First Hand Experience: An Interview with A Refugee

Mohsen Madawi is a student at Lehigh University who grew up in a Palestinian refugee camp. Mohsen was a third-generation refugee in the al-Far’a camp in the West Bank. He is the oldest of eight, and after his mother left the camp when he was 7 years old, he was in charge. Each refugee in the camp received a refugee number, and Mohsen’s number is 14,006. He explained that there are two different types of refugee camps, the long term camps and short term emergency camps. In his situation, he lived in a long term camp which had more access to medical care than short term camps have. Still, there was not much. In Mohsen’s camp, there was only one doctor that cared for over 10,000 people. Medication was very simple and consisted of a few antibiotics, Tylenol, and bandaids. The medical clinic also closed at 2pm and after that there was no way to receive any medical attention. There were many infections in the camps as people moved from towns and brought in diseases. Children would also often play barefoot in dirty water. Many people would get injuries, and stitches were done very poorly. There was no access to x-ray machines so if someone had a broken limb it wouldn’t be treated. Many people died in camps at young ages of diseases they didn’t know they had. There was no way to know if someone had cancer so many diseases were left undiagnosed and ultimately killed the person. If a refugee had a very serious issue requiring a hospital, they would first need approval. The approval paper would be sent to Jerusalem and then sent back to the refugee camp.
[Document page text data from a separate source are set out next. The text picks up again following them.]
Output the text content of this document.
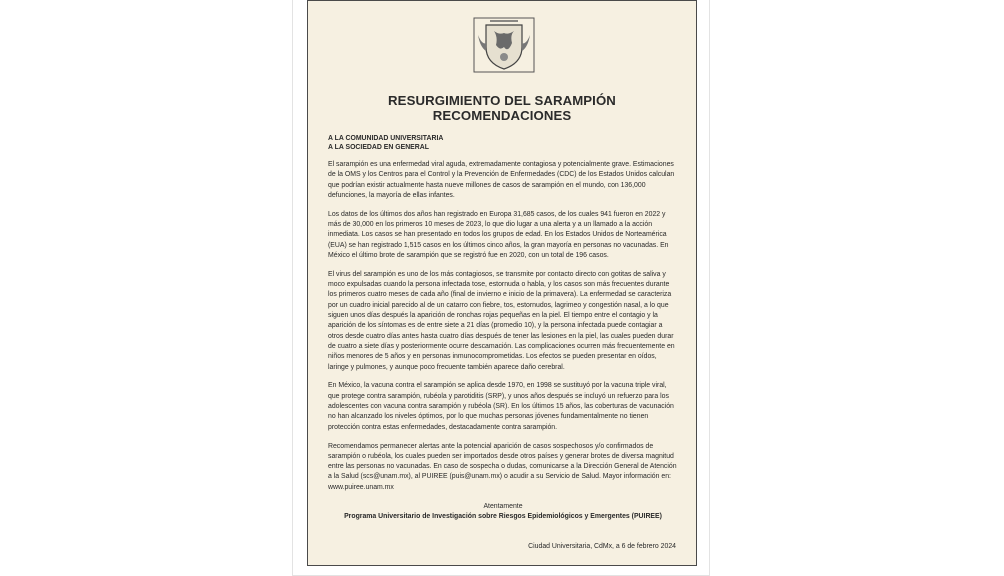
RESURGIMIENTO DEL SARAMPIÓN
RECOMENDACIONES
A LA COMUNIDAD UNIVERSITARIA
A LA SOCIEDAD EN GENERAL

El sarampión es una enfermedad viral aguda, extremadamente contagiosa y potencialmente grave. Estimaciones de la OMS y los Centros para el Control y la Prevención de Enfermedades (CDC) de los Estados Unidos calculan que podrían existir actualmente hasta nueve millones de casos de sarampión en el mundo, con 136,000 defunciones, la mayoría de ellas infantes.

Los datos de los últimos dos años han registrado en Europa 31,685 casos, de los cuales 941 fueron en 2022 y más de 30,000 en los primeros 10 meses de 2023, lo que dio lugar a una alerta y a un llamado a la acción inmediata. Los casos se han presentado en todos los grupos de edad. En los Estados Unidos de Norteamérica (EUA) se han registrado 1,515 casos en los últimos cinco años, la gran mayoría en personas no vacunadas. En México el último brote de sarampión que se registró fue en 2020, con un total de 196 casos.

El virus del sarampión es uno de los más contagiosos, se transmite por contacto directo con gotitas de saliva y moco expulsadas cuando la persona infectada tose, estornuda o habla, y los casos son más frecuentes durante los primeros cuatro meses de cada año (final de invierno e inicio de la primavera). La enfermedad se caracteriza por un cuadro inicial parecido al de un catarro con fiebre, tos, estornudos, lagrimeo y congestión nasal, a lo que siguen unos días después la aparición de ronchas rojas pequeñas en la piel. El tiempo entre el contagio y la aparición de los síntomas es de entre siete a 21 días (promedio 10), y la persona infectada puede contagiar a otros desde cuatro días antes hasta cuatro días después de tener las lesiones en la piel, las cuales pueden durar de cuatro a siete días y posteriormente ocurre descamación. Las complicaciones ocurren más frecuentemente en niños menores de 5 años y en personas inmunocomprometidas. Los efectos se pueden presentar en oídos, laringe y pulmones, y aunque poco frecuente también aparece daño cerebral.

En México, la vacuna contra el sarampión se aplica desde 1970, en 1998 se sustituyó por la vacuna triple viral, que protege contra sarampión, rubéola y parotiditis (SRP), y unos años después se incluyó un refuerzo para los adolescentes con vacuna contra sarampión y rubéola (SR). En los últimos 15 años, las coberturas de vacunación no han alcanzado los niveles óptimos, por lo que muchas personas jóvenes fundamentalmente no tienen protección contra estas enfermedades, destacadamente contra sarampión.

Recomendamos permanecer alertas ante la potencial aparición de casos sospechosos y/o confirmados de sarampión o rubéola, los cuales pueden ser importados desde otros países y generar brotes de diversa magnitud entre las personas no vacunadas. En caso de sospecha o dudas, comunicarse a la Dirección General de Atención a la Salud (scs@unam.mx), al PUIREE (puis@unam.mx) o acudir a su Servicio de Salud. Mayor información en: www.puiree.unam.mx

Atentamente
Programa Universitario de Investigación sobre Riesgos Epidemiológicos y Emergentes (PUIREE)
Ciudad Universitaria, CdMx, a 6 de febrero 2024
Many patients died before getting their approval for treatment. For pregnant women, they weren’t able to go to a hospital to give birth, and would have to give birth in the refugee camp in a very unsterile environment. Many women died from childbirth. One of Mohsen’s friends in the camp’s mother unfortunately died while giving birth to him. Mohsen recounted a time when he cut his tongue in the refugee camp, and a nurse in the camp put antibiotics on his tongue and filled his mouth with coffee to disinfect it. He was unable to speak for a few days after. Once every three months, a doctor from Doctors Without Borders would visit the camp. It wasn’t much help, and their main focus was on the elderly people in the camp. In 2014, Mohsen came to the United States to continue his education. Mohsen is in the IDEAS program at Lehigh, majoring in computer engineering and planning to pursue a degree in international law.